The old commissioners, McGregor, Brown, and Croonenberghs, are charged with graft by ex-Governor Holt for following the prevailing practice of charging and collecting fees and mileage in the discharge of official duties. The Governor through his attorney in open court disclaimed any charge of corruption on the part of the commissioners. No testimony whatever disclosed any fraud. This court held in the first case involving the controversy, decided only last December, that good faith in accepting fees charged to be illegal was an absolute defense. On this hearing, good faith was established by proof of preceding custom of other commissioners, by the approval of the legislature of similar Acts, and by the Governor and Attorney General when they put their O.K. on these claims before they were paid. If there was graft, the Governor and Attorney General were parties to it and equally as guilty as the commissioners.
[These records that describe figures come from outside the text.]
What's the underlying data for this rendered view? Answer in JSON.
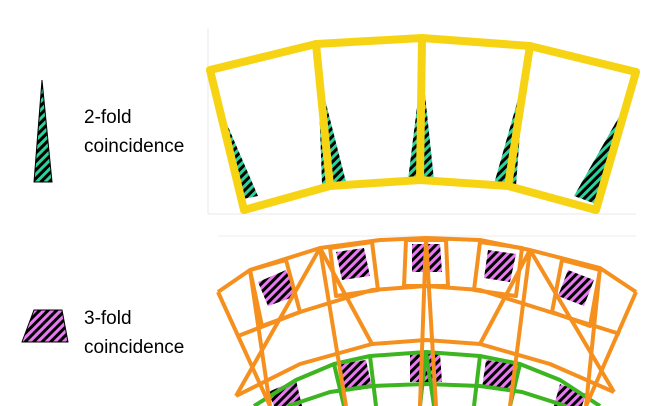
{
  "legend": [
    {
      "id": "two-fold",
      "line1": "2-fold",
      "line2": "coincidence",
      "fill": "#2bd39a",
      "hatch": "#000000"
    },
    {
      "id": "three-fold",
      "line1": "3-fold",
      "line2": "coincidence",
      "fill": "#e879f0",
      "hatch": "#000000"
    }
  ],
  "colors": {
    "top_frame": "#f7d413",
    "bottom_frame": "#f5901e",
    "inner_frame": "#3cb521",
    "panel_border": "#e8e8e8"
  }
}
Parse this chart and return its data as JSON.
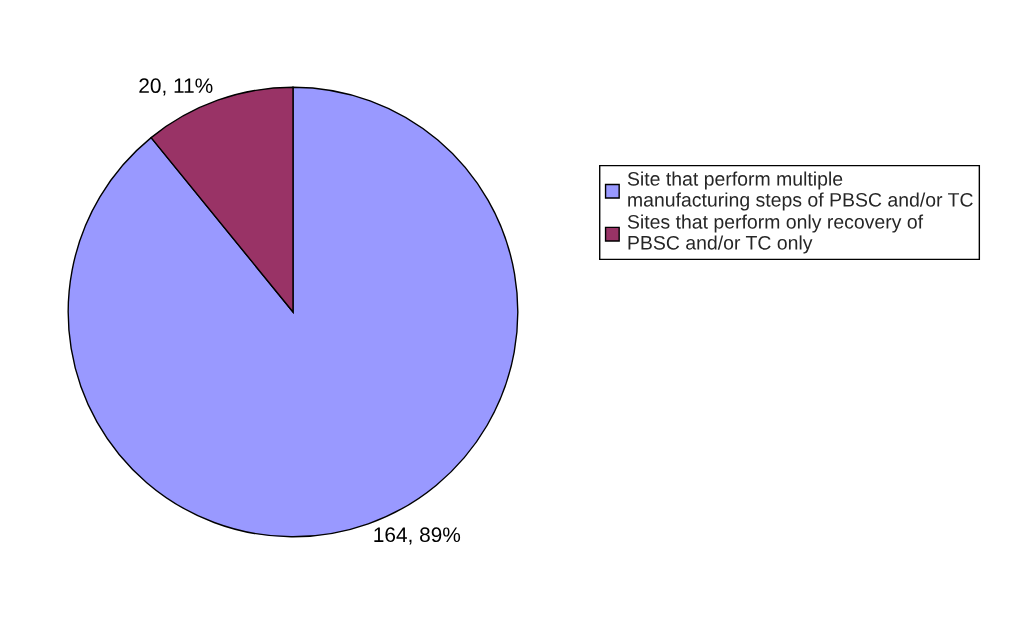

For the Governor to approve the claims and then kick the recipient out of office for accepting them presents a strange situation, but not stranger than the fact that this court first held that the commissioners could show that they acted honestly and then, after they did so, without any proof to the contrary, this court is upholding his inconsistent and purely arbitrary decision. I cannot approve a conviction of fraud where fraud is expressly disclaimed. I cannot approve a conviction of graft where the judge and jury (the Governor) approved the crime charged before it was committed. I cannot brand these men as criminals without charge or proof of any crime. Surely, justice is wearing a veil in this case.